Nevada Primary Changes Causing Confusion for Voters

( – Despite a new Nevada law that requires primary elections, the Nevada GOP will still hold its presidential caucus. The move, pushed by state Democrats, would allow early and mail voting. In contrast, caucuses have traditionally only had in-person participation. Despite the requirement, the GOP caucus will count while the newly mandated state primary will not. With this, concerns have risen that voters could be confused about which contest impacts delegate allocation for the 2024 Republican presidential race.

While there is no date for the caucus yet, it would be in early February 2024, after the Iowa caucus and New Hampshire and South Carolina primaries. However, this will be the same timeframe as the 2024 Nevada Republican Primary, which will be on February 6th. The Republican caucus, not the primary, will determine the allocation of Nevada’s 26 GOP delegates.

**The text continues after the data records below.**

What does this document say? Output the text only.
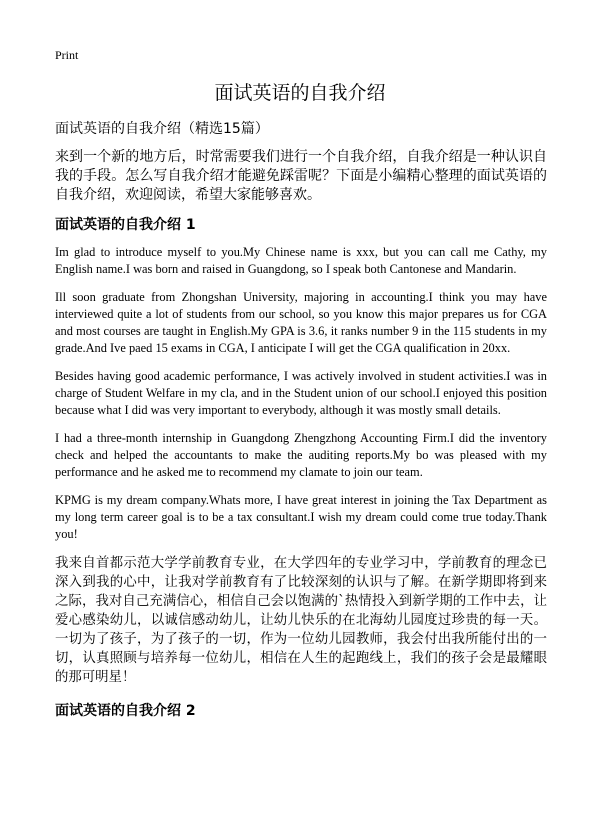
Print
面试英语的自我介绍

面试英语的自我介绍（精选15篇）

来到一个新的地方后，时常需要我们进行一个自我介绍，自我介绍是一种认识自我的手段。怎么写自我介绍才能避免踩雷呢？下面是小编精心整理的面试英语的自我介绍，欢迎阅读，希望大家能够喜欢。

面试英语的自我介绍 1

Im glad to introduce myself to you.My Chinese name is xxx, but you can call me Cathy, my English name.I was born and raised in Guangdong, so I speak both Cantonese and Mandarin.

Ill soon graduate from Zhongshan University, majoring in accounting.I think you may have interviewed quite a lot of students from our school, so you know this major prepares us for CGA and most courses are taught in English.My GPA is 3.6, it ranks number 9 in the 115 students in my grade.And Ive paed 15 exams in CGA, I anticipate I will get the CGA qualification in 20xx.

Besides having good academic performance, I was actively involved in student activities.I was in charge of Student Welfare in my cla, and in the Student union of our school.I enjoyed this position because what I did was very important to everybody, although it was mostly small details.

I had a three-month internship in Guangdong Zhengzhong Accounting Firm.I did the inventory check and helped the accountants to make the auditing reports.My bo was pleased with my performance and he asked me to recommend my clamate to join our team.

KPMG is my dream company.Whats more, I have great interest in joining the Tax Department as my long term career goal is to be a tax consultant.I wish my dream could come true today.Thank you!

我来自首都示范大学学前教育专业，在大学四年的专业学习中，学前教育的理念已深入到我的心中，让我对学前教育有了比较深刻的认识与了解。在新学期即将到来之际，我对自己充满信心，相信自己会以饱满的`热情投入到新学期的工作中去，让爱心感染幼儿，以诚信感动幼儿，让幼儿快乐的在北海幼儿园度过珍贵的每一天。一切为了孩子，为了孩子的一切，作为一位幼儿园教师，我会付出我所能付出的一切，认真照顾与培养每一位幼儿，相信在人生的起跑线上，我们的孩子会是最耀眼的那可明星！

面试英语的自我介绍 2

In the past, delegates were allocated proportionally to candidates receiving 4% or more of the vote at the caucuses.

Critics say the dueling primary will benefit former President Donald Trump’s campaign. They reason that due to the level of support behind the Trump campaign, a dueling primary could weaken the opposition. Recent polling from National Research shows Trump with about 52% in Nevada, Florida Gov. Ron DeSantis with 22%, and 12% for a variety of other Republican presidential candidates, including former New Jersey Gov. Chris Christie, former South Carolina Gov. Nikki Haley, former Arkansas Gov. Asa Hutchinson, former Vice President Mike Pence, entrepreneur Vivek Ramaswamy, and Sen. Tim Scott.

Tami Rae Spero, Nevada’s longest-serving county clerk, said some voters will have difficulty understanding that the primary results may not matter if the Nevada GOP chooses to hold the caucus. However, some state parties have held multiple contests, such as the Texas Democrats, who held both a primary and caucus that would impact the nomination of 250 delegates. While Nevadan voters grapple with potential confusion, campaigns gear up for the 2024 primaries, now only a few months away.